Le magasin pittoresque, mai 1851.
"Nous retournâmes ensuite, en rang, au lieu habituel de nos réunions.
"Il y avait à peine une heure que nous étions arrivés; il faisait nuit, et tout le monde se disposait à partir, lorsque des cris de femme se firent entendre vers la porte d'entrée. Tous les regards se portèrent de ce côté, et l'on ne tarda pas à voir apparaître une femme maigre, pâle, qui en pleurant s'écriait:
"- Où est mon fils? Il est mort! vous venez de l'enterrez!
"Et elle tomba sans connaissance au milieu de nous. Ses vêtements étaient en désordre, ses pieds enflés et meurtris; elle paraissait avoir éprouvé une rude fatigue.
"On la transporta dans une pièce voisine. Le médecin qui fut appelé nous recommanda de ne pas la laisser seule. Un garde-malade et deux ouvriers la veillèrent toute la nuit. Le lendemain nous pûmes lui parler. C'était la mère de Quercy. A la réception de la lettre, elle était partie de chez elle comme folle, et elle avait fait près de quarante lieues à pied, sans argent.
"Il n'en fallut pas davantage pour que cette femme fût accueillie par nous avec la plus grande vénération. Elle resta à Bordeaux dix-sept jours. Tous les soirs, après la journée finie, un grand nombre d'entre nous se réunissaient dans sa chambre. Nous parlions de son fils, de notre regret de ne plus le voir; elle pleurait, et nous la consolions. Ces scènes touchantes, qui se renouvelaient souvent, éveillaient en nous le souvenir de notre pays et de notre famille.
"Enfin la bonne mère dut partir. Nous lui avions procuré des vêtements et fait réparer sa chaussure. Sa place à la diligence avait été payée. Une somme de 90 francs lui fut remise la veille avec beaucoup de ménagements: c'était le produit d'une collecte faite parmi nous.
"Dès le matin, un grand nombre d'ouvriers arrivèrent pour faire leurs adieux à la bonne mère, car c'est ainsi qu'elle avait été surnommée. Elle fut conduite par tous les compagnons jusqu'au bureau de la diligence. Figurez-vous une femme âgée d'environ quarante-huit ans, pauvrement vêtue, qui, malgré la pâleur de son visage, conservait encore quelques restes de beauté, marchant au milieu d'environ trois cents ouvriers en habit de travail, et qui lui témoignaient le plus grand respect.
" L'heure de départ étant arrivée, cette excellente créature semblait confuse, ne sachant comment nous témoigner sa reconnaissance. Elle nous disait en pleurant, avec l'accent de la plus profonde douleur:
"- Adieu, mes enfants; que le bon Dieu vous bénisse! vous le méritez.

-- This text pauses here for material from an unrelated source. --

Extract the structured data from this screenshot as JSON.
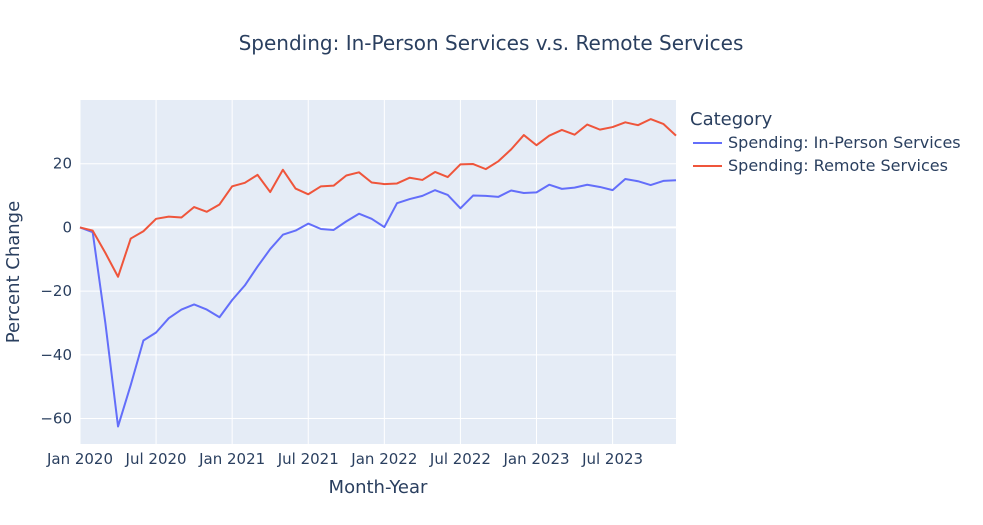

"C'était à qui s'approcherait d'elle pour lui serrer la main; de grosses larmes coulaient de ses yeux; et la voiture s'éloigna au milieu des adieux les plus touchants.
"Quand elle eut disparu il fut décidé, en plein vent et séance tenante, qu'une somme égale à celle que la bonne mère recevait de son fils lui serait accordé et remise par nous, pendant six mois, à partir de ce jour."
Le magasin pittoresque, mai 1851.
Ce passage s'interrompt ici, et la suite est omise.